Over the last few days, this lovely flower – a spectacular, tall dahlia with chocolate colored, unusual foliage – brought me back to the garden. Sure, I have dahlias elsewhere in the garden but this one? This is a beauty and it’s so unique, unexpected and incredibly interesting, it grabbed my curiosity, got the better of me and helped me return to the garden with love and interest. Watching this dahlia grow, and photographing it’s beautiful progression, has helped me return to my summer’s routine of touring the garden every morning. I know there are healing gardens and no, I’m not comparing my garden to those magnificent gardens. But in its own small way, this new addition to my landscape has been my healing garden and for that, I’m grateful because now, each morning, I can not wait to go check on the status of this beautiful dahlia.


There’s more to this story and in some ways, it’s even more special than returning to my morning routine of wandering through the garden. For the last few summers I’ve tried to grow moon-vines because I’ve always been intrigued by flowers that bloom at night. In my dreams (pun intended), I have a “Night Garden” with interest, blooms, fragrance and a magical, almost mysterious feeling, enticing me outdoors in the evening. I view that garden as a bonus – I already have something to start each day, how nice it would be to have something luring me outdoors to wander through the garden each night (other than the watering chores). In years past, however, for many reasons I’ve not had much success with moon-vines. This year, I decided to plant a vine in the front of the house, climbing up the wall next to the garage.

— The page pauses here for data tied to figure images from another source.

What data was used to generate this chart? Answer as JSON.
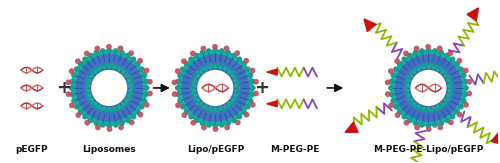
{
  "background_color": "#ffffff",
  "labels": [
    "pEGFP",
    "Liposomes",
    "Lipo/pEGFP",
    "M-PEG-PE",
    "M-PEG-PE-Lipo/pEGFP"
  ],
  "label_fontsize": 6.5,
  "colors": {
    "teal_outer": "#18b0a0",
    "teal_head": "#15a090",
    "blue_inner": "#4070c0",
    "blue_dark": "#2a50a0",
    "white": "#ffffff",
    "pink_dot": "#c05060",
    "arrow_color": "#111111",
    "plus_color": "#333333",
    "peg_green": "#90b800",
    "peg_purple": "#8844bb",
    "mannose_red": "#cc1111",
    "dna_red": "#b83030",
    "dna_pink": "#cc7070"
  },
  "figsize": [
    5.0,
    1.63
  ],
  "dpi": 100
}
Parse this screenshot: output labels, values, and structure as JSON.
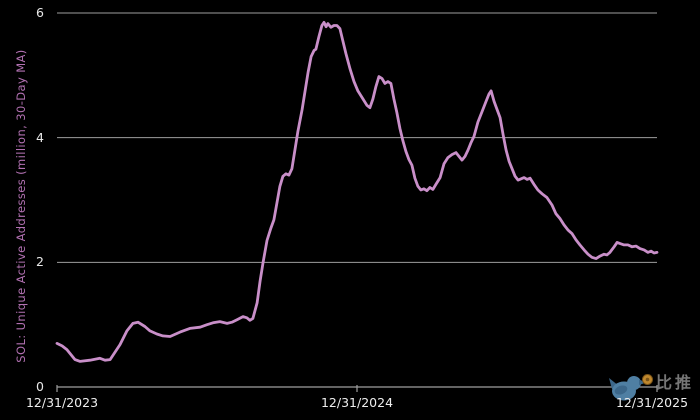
{
  "watermark": {
    "brand_text": "比推",
    "bird_icon": "bird-with-coin",
    "bird_color": "#4f7fa3",
    "bird_dark": "#3c678a",
    "coin_color": "#c0882e",
    "coin_edge": "#7a5418",
    "text_color": "#7d7d7d"
  },
  "axis_style": {
    "grid_color": "#9e9e9e",
    "tick_label_color": "#e8e8e8",
    "ylabel_color": "#b271b2"
  },
  "chart_data": {
    "type": "line",
    "title": "",
    "xlabel": "",
    "ylabel": "SOL: Unique Active Addresses (million, 30-Day MA)",
    "ylim": [
      0,
      6
    ],
    "xlim_years": [
      0,
      2
    ],
    "grid": "horizontal",
    "legend": "none",
    "y_ticks": [
      0,
      2,
      4,
      6
    ],
    "y_gridlines": [
      2,
      4,
      6
    ],
    "x_ticks": [
      {
        "pos": 0,
        "label": "12/31/2023"
      },
      {
        "pos": 1,
        "label": "12/31/2024"
      },
      {
        "pos": 2,
        "label": "12/31/2025"
      }
    ],
    "line_color": "#c98fc9",
    "series": [
      {
        "name": "SOL unique active addresses, 30-day MA (million)",
        "points": [
          [
            0.0,
            0.7
          ],
          [
            0.017,
            0.66
          ],
          [
            0.033,
            0.6
          ],
          [
            0.06,
            0.44
          ],
          [
            0.077,
            0.41
          ],
          [
            0.11,
            0.43
          ],
          [
            0.143,
            0.46
          ],
          [
            0.16,
            0.43
          ],
          [
            0.177,
            0.44
          ],
          [
            0.21,
            0.68
          ],
          [
            0.233,
            0.9
          ],
          [
            0.253,
            1.02
          ],
          [
            0.27,
            1.04
          ],
          [
            0.293,
            0.97
          ],
          [
            0.31,
            0.9
          ],
          [
            0.333,
            0.85
          ],
          [
            0.353,
            0.82
          ],
          [
            0.377,
            0.81
          ],
          [
            0.41,
            0.88
          ],
          [
            0.443,
            0.94
          ],
          [
            0.477,
            0.96
          ],
          [
            0.5,
            1.0
          ],
          [
            0.52,
            1.03
          ],
          [
            0.543,
            1.05
          ],
          [
            0.567,
            1.02
          ],
          [
            0.583,
            1.04
          ],
          [
            0.6,
            1.08
          ],
          [
            0.62,
            1.13
          ],
          [
            0.633,
            1.11
          ],
          [
            0.643,
            1.07
          ],
          [
            0.653,
            1.1
          ],
          [
            0.667,
            1.35
          ],
          [
            0.677,
            1.7
          ],
          [
            0.687,
            2.0
          ],
          [
            0.7,
            2.35
          ],
          [
            0.713,
            2.55
          ],
          [
            0.723,
            2.68
          ],
          [
            0.733,
            2.95
          ],
          [
            0.743,
            3.22
          ],
          [
            0.753,
            3.38
          ],
          [
            0.763,
            3.42
          ],
          [
            0.773,
            3.4
          ],
          [
            0.783,
            3.5
          ],
          [
            0.793,
            3.8
          ],
          [
            0.803,
            4.1
          ],
          [
            0.817,
            4.45
          ],
          [
            0.827,
            4.75
          ],
          [
            0.837,
            5.05
          ],
          [
            0.847,
            5.3
          ],
          [
            0.857,
            5.4
          ],
          [
            0.863,
            5.42
          ],
          [
            0.873,
            5.62
          ],
          [
            0.883,
            5.8
          ],
          [
            0.89,
            5.85
          ],
          [
            0.897,
            5.78
          ],
          [
            0.903,
            5.83
          ],
          [
            0.913,
            5.77
          ],
          [
            0.923,
            5.8
          ],
          [
            0.933,
            5.8
          ],
          [
            0.943,
            5.75
          ],
          [
            0.953,
            5.55
          ],
          [
            0.963,
            5.35
          ],
          [
            0.977,
            5.1
          ],
          [
            0.99,
            4.9
          ],
          [
            1.003,
            4.75
          ],
          [
            1.02,
            4.62
          ],
          [
            1.033,
            4.52
          ],
          [
            1.043,
            4.48
          ],
          [
            1.053,
            4.62
          ],
          [
            1.063,
            4.82
          ],
          [
            1.073,
            4.98
          ],
          [
            1.083,
            4.95
          ],
          [
            1.093,
            4.87
          ],
          [
            1.103,
            4.9
          ],
          [
            1.113,
            4.87
          ],
          [
            1.123,
            4.62
          ],
          [
            1.133,
            4.4
          ],
          [
            1.143,
            4.15
          ],
          [
            1.153,
            3.95
          ],
          [
            1.163,
            3.78
          ],
          [
            1.173,
            3.65
          ],
          [
            1.183,
            3.56
          ],
          [
            1.193,
            3.35
          ],
          [
            1.203,
            3.22
          ],
          [
            1.213,
            3.16
          ],
          [
            1.223,
            3.18
          ],
          [
            1.233,
            3.15
          ],
          [
            1.243,
            3.2
          ],
          [
            1.253,
            3.17
          ],
          [
            1.263,
            3.25
          ],
          [
            1.277,
            3.36
          ],
          [
            1.29,
            3.58
          ],
          [
            1.303,
            3.68
          ],
          [
            1.317,
            3.73
          ],
          [
            1.33,
            3.76
          ],
          [
            1.34,
            3.7
          ],
          [
            1.35,
            3.64
          ],
          [
            1.36,
            3.7
          ],
          [
            1.37,
            3.8
          ],
          [
            1.38,
            3.92
          ],
          [
            1.39,
            4.02
          ],
          [
            1.403,
            4.25
          ],
          [
            1.417,
            4.42
          ],
          [
            1.43,
            4.58
          ],
          [
            1.44,
            4.7
          ],
          [
            1.447,
            4.75
          ],
          [
            1.457,
            4.58
          ],
          [
            1.467,
            4.45
          ],
          [
            1.477,
            4.32
          ],
          [
            1.487,
            4.05
          ],
          [
            1.497,
            3.8
          ],
          [
            1.507,
            3.62
          ],
          [
            1.517,
            3.5
          ],
          [
            1.527,
            3.38
          ],
          [
            1.537,
            3.32
          ],
          [
            1.547,
            3.34
          ],
          [
            1.557,
            3.36
          ],
          [
            1.567,
            3.33
          ],
          [
            1.577,
            3.35
          ],
          [
            1.59,
            3.25
          ],
          [
            1.603,
            3.16
          ],
          [
            1.617,
            3.1
          ],
          [
            1.633,
            3.04
          ],
          [
            1.65,
            2.92
          ],
          [
            1.663,
            2.78
          ],
          [
            1.677,
            2.7
          ],
          [
            1.69,
            2.6
          ],
          [
            1.703,
            2.52
          ],
          [
            1.717,
            2.46
          ],
          [
            1.73,
            2.36
          ],
          [
            1.743,
            2.28
          ],
          [
            1.757,
            2.2
          ],
          [
            1.77,
            2.13
          ],
          [
            1.783,
            2.08
          ],
          [
            1.797,
            2.06
          ],
          [
            1.81,
            2.1
          ],
          [
            1.823,
            2.13
          ],
          [
            1.833,
            2.12
          ],
          [
            1.843,
            2.16
          ],
          [
            1.857,
            2.25
          ],
          [
            1.867,
            2.32
          ],
          [
            1.877,
            2.3
          ],
          [
            1.89,
            2.28
          ],
          [
            1.903,
            2.28
          ],
          [
            1.917,
            2.25
          ],
          [
            1.93,
            2.26
          ],
          [
            1.943,
            2.22
          ],
          [
            1.957,
            2.2
          ],
          [
            1.97,
            2.16
          ],
          [
            1.98,
            2.18
          ],
          [
            1.99,
            2.15
          ],
          [
            2.0,
            2.16
          ]
        ]
      }
    ]
  }
}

I put it there because it would be hard to ignore and if successful, it would great guests to the house if they visited in the evening (silly though it may seem, it appealed to me thinking about welcoming evening visitors with open blooms at the door’s entrance). Yesterday, as we pulled out of the driveway on our way to a doctor’s appointment, I noticed a peculiar growth on the moon-vine. Was it possible? Was it about to flower? You know the answer – yes. Last night I was treated to my first flower opening at night on the moon-vine.


Although I still have a little ways to go in terms of recuperating from the tonsillectomy, I think I’m just about there in terms of re-uniting with the garden. I’m now much more interested in going out each morning to check on the garden and look at the dahlia’s progress. My bonus track? In the evening, I’m looking forward to going outside to see the beautiful blooms on my moonflower vine. Absence definitely made my garden grow (somewhat out of control) and it also made my heart grow fonder.

by Emily Stashower, Behnke’s Guest Blogger

Stephanie Fleming was raised at Behnke’s Nurseries in Beltsville. Her Mom, Sonja, was one of Albert & Rose Behnke’s four children. She was weeding from the moment she could walk and hiding as soon as she was old enough to run, so many weeds, so little time. Although she quickly learned how to pull out a perennial and get taken off of weed pulling duty.

This Post Has 2 Comments

  1. Thanks for sharing this piece, and wishing you a continued recovery. I suffered an injury to my hands this summer and then a car accident, so I relate to that sense of depression and disinterest. Glad some beautiful surprises perked you up!

  2. I’m so sorry to hear of your obstacles to enjoying the garden this summer and wish you a speedy and thorough recovery, Lynn. The disinterest in my garden took me by surprise and it was a while before I reconnected to the feelings of pure enjoyment and excitement. I hope that you, too, find some gorgeous surprises that reconnect you to nature and its healing powers.